“I remember her mother carrying her into first grade, crying in her arms, at Potomac Elementary School,” Margaret Ann Nichols Markham recalled. “She won’t know who I am,” she surmised.
Wrong!
Kristie Miller, Potomac native who was back in her home town for a book signing at The Surrey last week, did know Markham, although it had been 50 years since they had seen each other.
“I read in The Potomac Almanac she was going to be here and I just had to come,” Markham said.
That pretty well summed up the way it went throughout the 4-7 p.m. reception/signing for the authoress whose award-winning book, “Isabella Greenway,” is in its second printing.
Growing up on her mother Bazy Tankersley’s Al Marah Arabian Horse Farm, (before the Washington beltway invaded the area) Miller was delighted with the turnout of old family friends who came to get a copy of her book.
Her second biography, (the first, was about her grandmother, Ruth Hanna McCormick, a congresswoman [1929-31] from Illinois) Miller was asked if her third would be about her mother. “I feel strongly daughters should not write about their mothers,” she responded. But, she added, “My daughter, Ellen Twaddell, can do that. She has her master's in fine arts with emphasis on writing.”
As a steady stream of admirers congregated in The Surrey, it was inevitable old Potomac stories would unfold. Ninety-two-year-young Ada DeFranceaux, whose daughter Diane, now a California resident, rode horses with Miller when they both lived on River Road and horseback was a normal mode of transportation for kids growing up in “the country.”
“I want two copies, one for me and one to send to Diane,” she told the authoress. Now living in Bethesda, Mrs. deFranceaux convinced her son, Don, and his wife, Peggy, to drive her to the event. “I just couldn’t miss it,” she said as she greeted former Potomac neighbors, Sara Lee Greenhalgh and Helen and Brownie Stupar.
There were others in the crowd who came, not only for Miller’s book, but seeking advice from her for their own endeavors. “I’m writing a biography about Adm. Winfield Scott Schley. His naval career ran from the Civil to Spanish American Wars,” Potomac resident Bob Jones related. Miller gave him information about a group of biographers that would be helpful.
Melynda Wilcox was also interested in getting published. She was among the first to arrive, accompanied by Dino DeConcini, a Tankersley family friend. Wilcox, from Alexandria, hearing Del.
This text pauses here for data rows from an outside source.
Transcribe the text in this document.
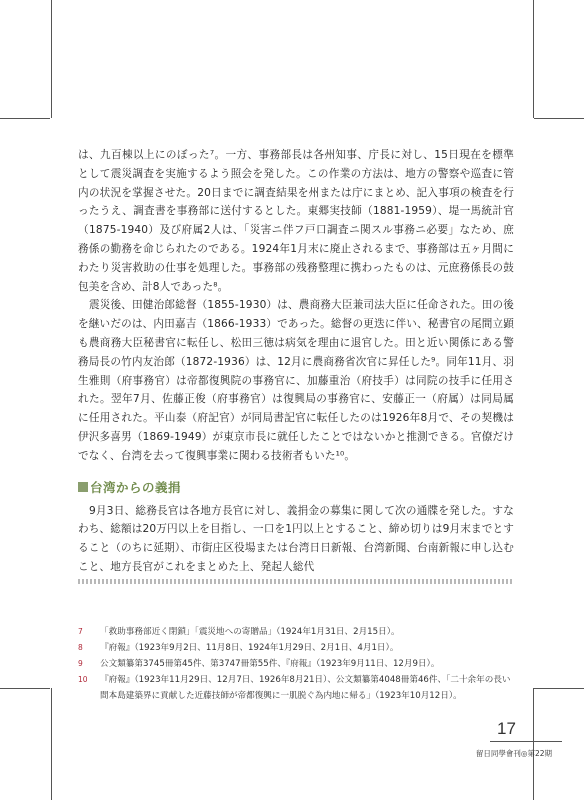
は、九百棟以上にのぼった⁷。一方、事務部長は各州知事、庁長に対し、15日現在を標準として震災調査を実施するよう照会を発した。この作業の方法は、地方の警察や巡査に管内の状況を掌握させた。20日までに調査結果を州または庁にまとめ、記入事項の検査を行ったうえ、調査書を事務部に送付するとした。東郷実技師（1881-1959）、堤一馬統計官（1875-1940）及び府属2人は、「災害ニ伴フ戸口調査ニ関スル事務ニ必要」なため、庶務係の勤務を命じられたのである。1924年1月末に廃止されるまで、事務部は五ヶ月間にわたり災害救助の仕事を処理した。事務部の残務整理に携わったものは、元庶務係長の鼓包美を含め、計8人であった⁸。

震災後、田健治郎総督（1855-1930）は、農商務大臣兼司法大臣に任命された。田の後を継いだのは、内田嘉吉（1866-1933）であった。総督の更迭に伴い、秘書官の尾間立顕も農商務大臣秘書官に転任し、松田三徳は病気を理由に退官した。田と近い関係にある警務局長の竹内友治郎（1872-1936）は、12月に農商務省次官に昇任した⁹。同年11月、羽生雅則（府事務官）は帝都復興院の事務官に、加藤重治（府技手）は同院の技手に任用された。翌年7月、佐藤正俊（府事務官）は復興局の事務官に、安藤正一（府属）は同局属に任用された。平山泰（府記官）が同局書記官に転任したのは1926年8月で、その契機は伊沢多喜男（1869-1949）が東京市長に就任したことではないかと推測できる。官僚だけでなく、台湾を去って復興事業に関わる技術者もいた¹⁰。

台湾からの義捐

9月3日、総務長官は各地方長官に対し、義捐金の募集に関して次の通牒を発した。すなわち、総額は20万円以上を目指し、一口を1円以上とすること、締め切りは9月末までとすること（のちに延期）、市街庄区役場または台湾日日新報、台湾新聞、台南新報に申し込むこと、地方長官がこれをまとめた上、発起人総代

7	「救助事務部近く閉鎖」「震災地への寄贈品」（1924年1月31日、2月15日）。
8	『府報』（1923年9月2日、11月8日、1924年1月29日、2月1日、4月1日）。
9	公文類纂第3745冊第45件、第3747冊第55件、『府報』（1923年9月11日、12月9日）。
10	『府報』（1923年11月29日、12月7日、1926年8月21日）、公文類纂第4048冊第46件、「二十余年の長い間本島建築界に貢献した近藤技師が帝都復興に一肌脱ぐ為内地に帰る」（1923年10月12日）。
17
留日同學會刊◎第22期
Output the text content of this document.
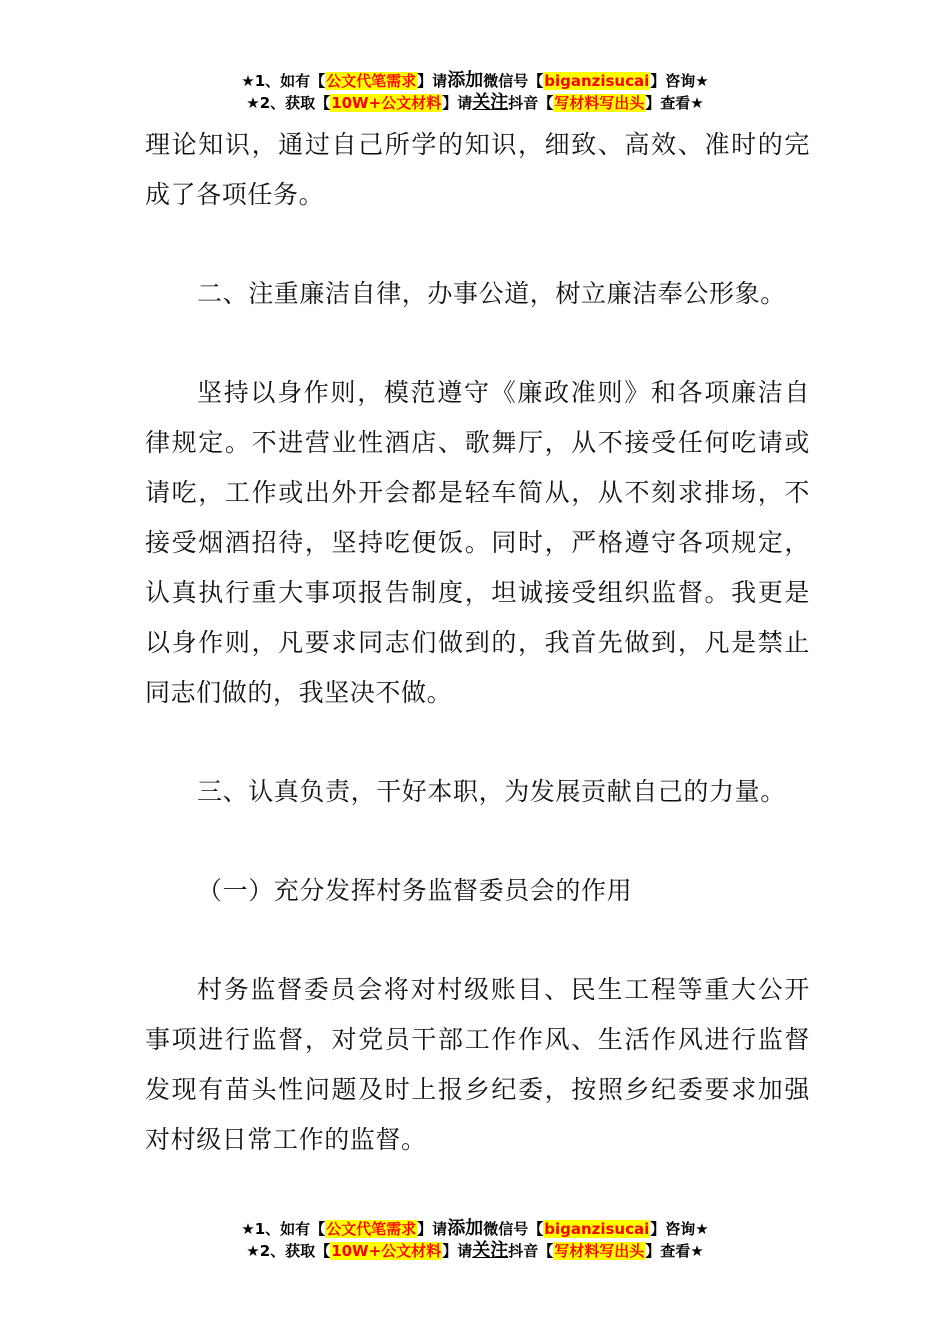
★1、如有【公文代笔需求】请添加微信号【biganzisucai】咨询★
★2、获取【10W+公文材料】请关注抖音【写材料写出头】查看★

理论知识，通过自己所学的知识，细致、高效、准时的完成了各项任务。

二、注重廉洁自律，办事公道，树立廉洁奉公形象。

坚持以身作则，模范遵守《廉政准则》和各项廉洁自律规定。不进营业性酒店、歌舞厅，从不接受任何吃请或请吃，工作或出外开会都是轻车简从，从不刻求排场，不接受烟酒招待，坚持吃便饭。同时，严格遵守各项规定，认真执行重大事项报告制度，坦诚接受组织监督。我更是以身作则，凡要求同志们做到的，我首先做到，凡是禁止同志们做的，我坚决不做。

三、认真负责，干好本职，为发展贡献自己的力量。

（一）充分发挥村务监督委员会的作用

村务监督委员会将对村级账目、民生工程等重大公开事项进行监督，对党员干部工作作风、生活作风进行监督发现有苗头性问题及时上报乡纪委，按照乡纪委要求加强对村级日常工作的监督。

★1、如有【公文代笔需求】请添加微信号【biganzisucai】咨询★
★2、获取【10W+公文材料】请关注抖音【写材料写出头】查看★
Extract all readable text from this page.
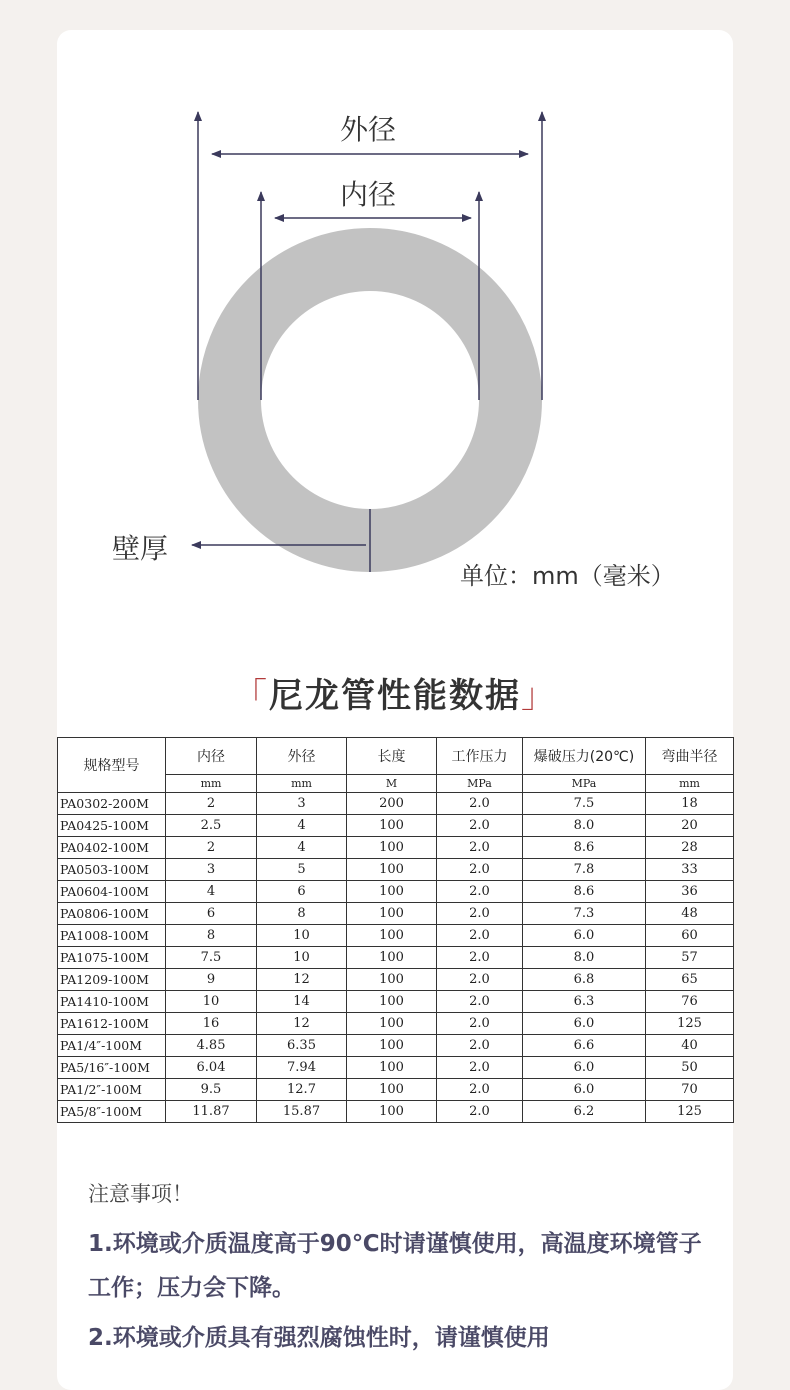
外径
内径
壁厚
单位：mm（毫米）
「尼龙管性能数据」
规格型号	内径	外径	长度	工作压力	爆破压力(20℃)	弯曲半径
	mm	mm	M	MPa	MPa	mm
PA0302-200M	2	3	200	2.0	7.5	18
PA0425-100M	2.5	4	100	2.0	8.0	20
PA0402-100M	2	4	100	2.0	8.6	28
PA0503-100M	3	5	100	2.0	7.8	33
PA0604-100M	4	6	100	2.0	8.6	36
PA0806-100M	6	8	100	2.0	7.3	48
PA1008-100M	8	10	100	2.0	6.0	60
PA1075-100M	7.5	10	100	2.0	8.0	57
PA1209-100M	9	12	100	2.0	6.8	65
PA1410-100M	10	14	100	2.0	6.3	76
PA1612-100M	16	12	100	2.0	6.0	125
PA1/4″-100M	4.85	6.35	100	2.0	6.6	40
PA5/16″-100M	6.04	7.94	100	2.0	6.0	50
PA1/2″-100M	9.5	12.7	100	2.0	6.0	70
PA5/8″-100M	11.87	15.87	100	2.0	6.2	125
注意事项！

1.环境或介质温度高于90℃时请谨慎使用，高温度环境管子工作；压力会下降。

2.环境或介质具有强烈腐蚀性时，请谨慎使用
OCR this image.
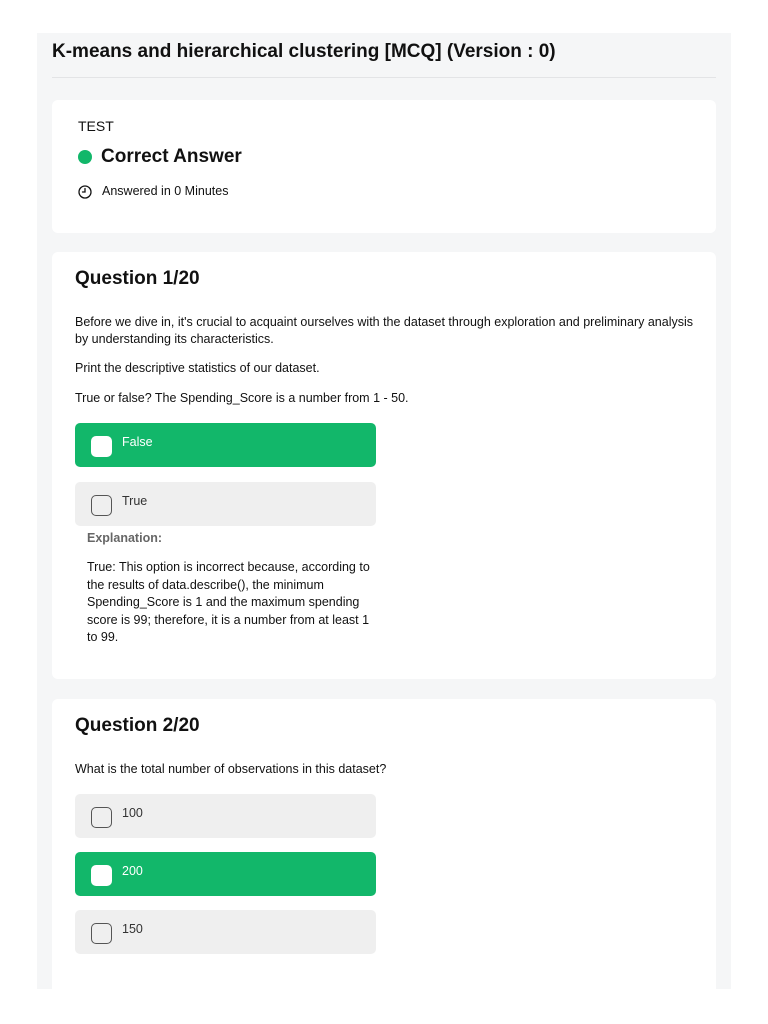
K-means and hierarchical clustering [MCQ] (Version : 0)
TEST
Correct Answer
Answered in 0 Minutes
Question 1/20
Before we dive in, it's crucial to acquaint ourselves with the dataset through exploration and preliminary analysis by understanding its characteristics.
Print the descriptive statistics of our dataset.
True or false? The Spending_Score is a number from 1 - 50.
False
True
Explanation:
True: This option is incorrect because, according to the results of data.describe(), the minimum Spending_Score is 1 and the maximum spending score is 99; therefore, it is a number from at least 1 to 99.
Question 2/20
What is the total number of observations in this dataset?
100
200
150
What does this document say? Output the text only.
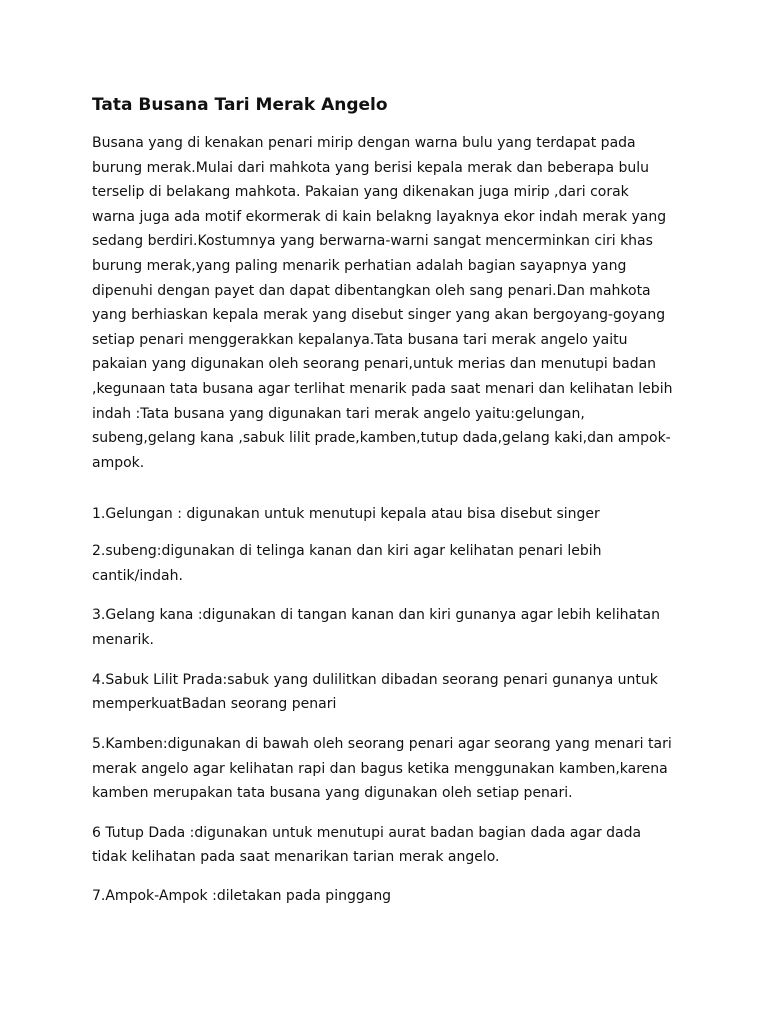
Tata Busana Tari Merak Angelo

Busana yang di kenakan penari mirip dengan warna bulu yang terdapat pada

burung merak.Mulai dari mahkota yang berisi kepala merak dan beberapa bulu

terselip di belakang mahkota. Pakaian yang dikenakan juga mirip ,dari corak

warna juga ada motif ekormerak di kain belakng layaknya ekor indah merak yang

sedang berdiri.Kostumnya yang berwarna-warni sangat mencerminkan ciri khas

burung merak,yang paling menarik perhatian adalah bagian sayapnya yang

dipenuhi dengan payet dan dapat dibentangkan oleh sang penari.Dan mahkota

yang berhiaskan kepala merak yang disebut singer yang akan bergoyang-goyang

setiap penari menggerakkan kepalanya.Tata busana tari merak angelo yaitu

pakaian yang digunakan oleh seorang penari,untuk merias dan menutupi badan

,kegunaan tata busana agar terlihat menarik pada saat menari dan kelihatan lebih

indah :Tata busana yang digunakan tari merak angelo yaitu:gelungan,

subeng,gelang kana ,sabuk lilit prade,kamben,tutup dada,gelang kaki,dan ampok-

ampok.

1.Gelungan : digunakan untuk menutupi kepala atau bisa disebut singer

2.subeng:digunakan di telinga kanan dan kiri agar kelihatan penari lebih

cantik/indah.

3.Gelang kana :digunakan di tangan kanan dan kiri gunanya agar lebih kelihatan

menarik.

4.Sabuk Lilit Prada:sabuk yang dulilitkan dibadan seorang penari gunanya untuk

memperkuatBadan seorang penari

5.Kamben:digunakan di bawah oleh seorang penari agar seorang yang menari tari

merak angelo agar kelihatan rapi dan bagus ketika menggunakan kamben,karena

kamben merupakan tata busana yang digunakan oleh setiap penari.

6 Tutup Dada :digunakan untuk menutupi aurat badan bagian dada agar dada

tidak kelihatan pada saat menarikan tarian merak angelo.

7.Ampok-Ampok :diletakan pada pinggang
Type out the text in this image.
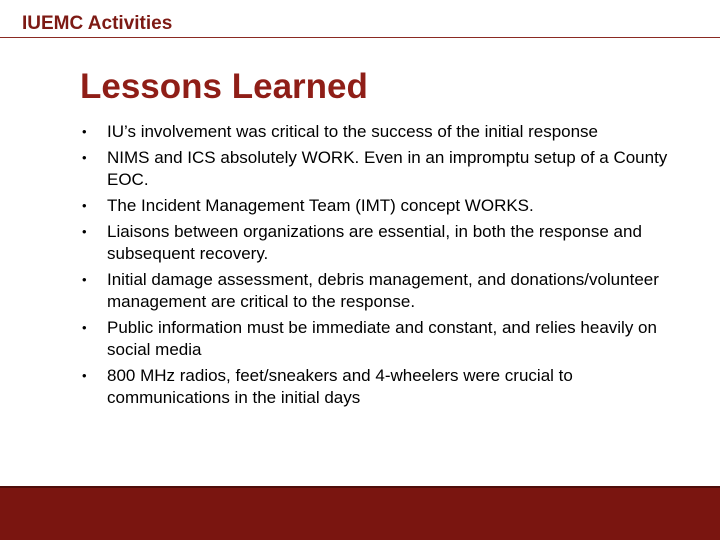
IUEMC Activities
Lessons Learned
•	IU’s involvement was critical to the success of the initial response
•	NIMS and ICS absolutely WORK. Even in an impromptu setup of a County EOC.
•	The Incident Management Team (IMT) concept WORKS.
•	Liaisons between organizations are essential, in both the response and subsequent recovery.
•	Initial damage assessment, debris management, and donations/volunteer management are critical to the response.
•	Public information must be immediate and constant, and relies heavily on social media
•	800 MHz radios, feet/sneakers and 4-wheelers were crucial to communications in the initial days
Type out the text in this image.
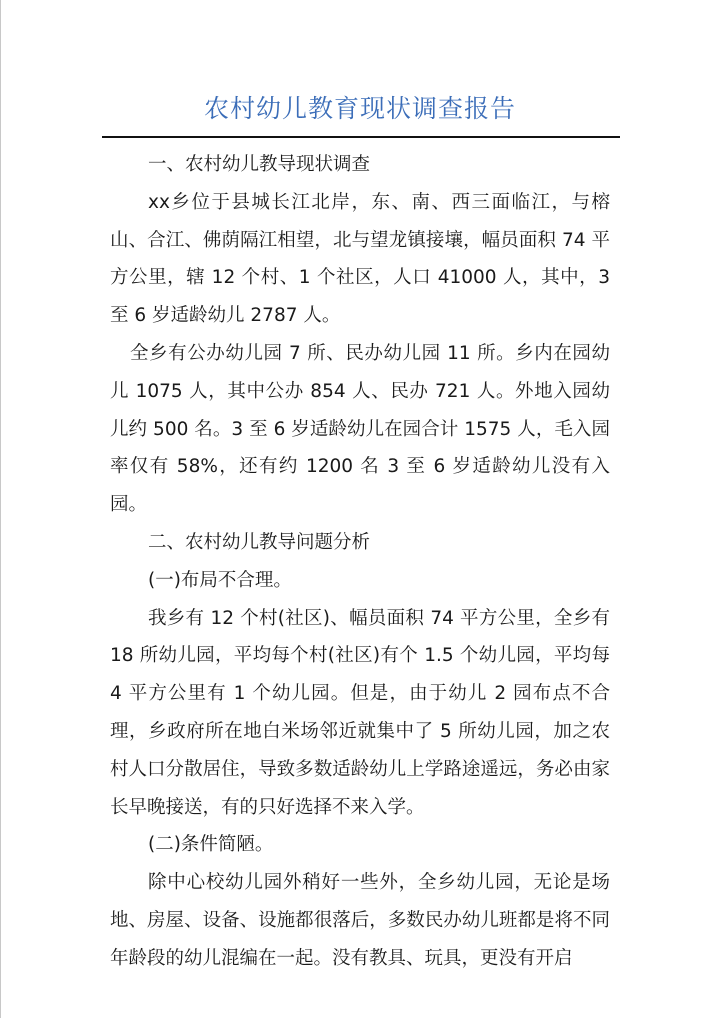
农村幼儿教育现状调查报告

一、农村幼儿教导现状调查

xx乡位于县城长江北岸，东、南、西三面临江，与榕山、合江、佛荫隔江相望，北与望龙镇接壤，幅员面积 74 平方公里，辖 12 个村、1 个社区，人口 41000 人，其中，3 至 6 岁适龄幼儿 2787 人。

全乡有公办幼儿园 7 所、民办幼儿园 11 所。乡内在园幼儿 1075 人，其中公办 854 人、民办 721 人。外地入园幼儿约 500 名。3 至 6 岁适龄幼儿在园合计 1575 人，毛入园率仅有 58%，还有约 1200 名 3 至 6 岁适龄幼儿没有入园。

二、农村幼儿教导问题分析

(一)布局不合理。

我乡有 12 个村(社区)、幅员面积 74 平方公里，全乡有 18 所幼儿园，平均每个村(社区)有个 1.5 个幼儿园，平均每 4 平方公里有 1 个幼儿园。但是，由于幼儿 2 园布点不合理，乡政府所在地白米场邻近就集中了 5 所幼儿园，加之农村人口分散居住，导致多数适龄幼儿上学路途遥远，务必由家长早晚接送，有的只好选择不来入学。

(二)条件简陋。

除中心校幼儿园外稍好一些外，全乡幼儿园，无论是场地、房屋、设备、设施都很落后，多数民办幼儿班都是将不同年龄段的幼儿混编在一起。没有教具、玩具，更没有开启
Jean Cryor was in the gathering, remarked, “I know her daughter, Allison, and worked on her campaign when she ran for city council in Alexandria.” Connections abounded.
Another scribe, Mary Ann Kephart, said she was writing, “a small book” on Whites Ferry. “It’s nothing creative. I am putting together the facts,” she explained. She and daughter, Perry Kratsch, are active in the upper county’s Historic Medley District Inc., a historic preservation group. Kratsch and Miller were high school friends at Holton Arms School.
Jean Findlay, a Dickerson resident, knew Miller’s relatives in Albuquerque. “I’m from there,” Findlay said, bringing forth a deluge of memories for both.
Isabella Greenway would have loved this crowd. Her life was a picture of inter- connections. From her debutante days in New York, to homesteading on a New Mexico ranch, running an airline, founder of the renowned Arizona Inn, and Arizona congresswoman (1933-37) no grass grew beneath her feet.
She out-lived three husbands (two of them were members of Theodore Roosevelt’s famous “Rough Riders”), was a close friend of T.R., and Eleanor and FDR , and she later challenged the latter for not being progressive enough. She also, somehow along the way, raised three successful children.
When questioned as why she chose Greenway for research, Miller responded with yet another connection. “When mother moved from Maryland to Arizona I flew out to visit the ranch. One of the first things I noticed in the house was a framed photograph of Franklin Delano Roosevelt,” she recalled. “Knowing Mother’s life-long dedication to the Republican party I was shocked,” she said.
“Take a close look,” Bazy Tankersley advised her daughter. “He is sitting on this front porch.’” The ranch Miller’s mother bought was the ranch owned by Isabella Greenway where Eleanor and FDR visited.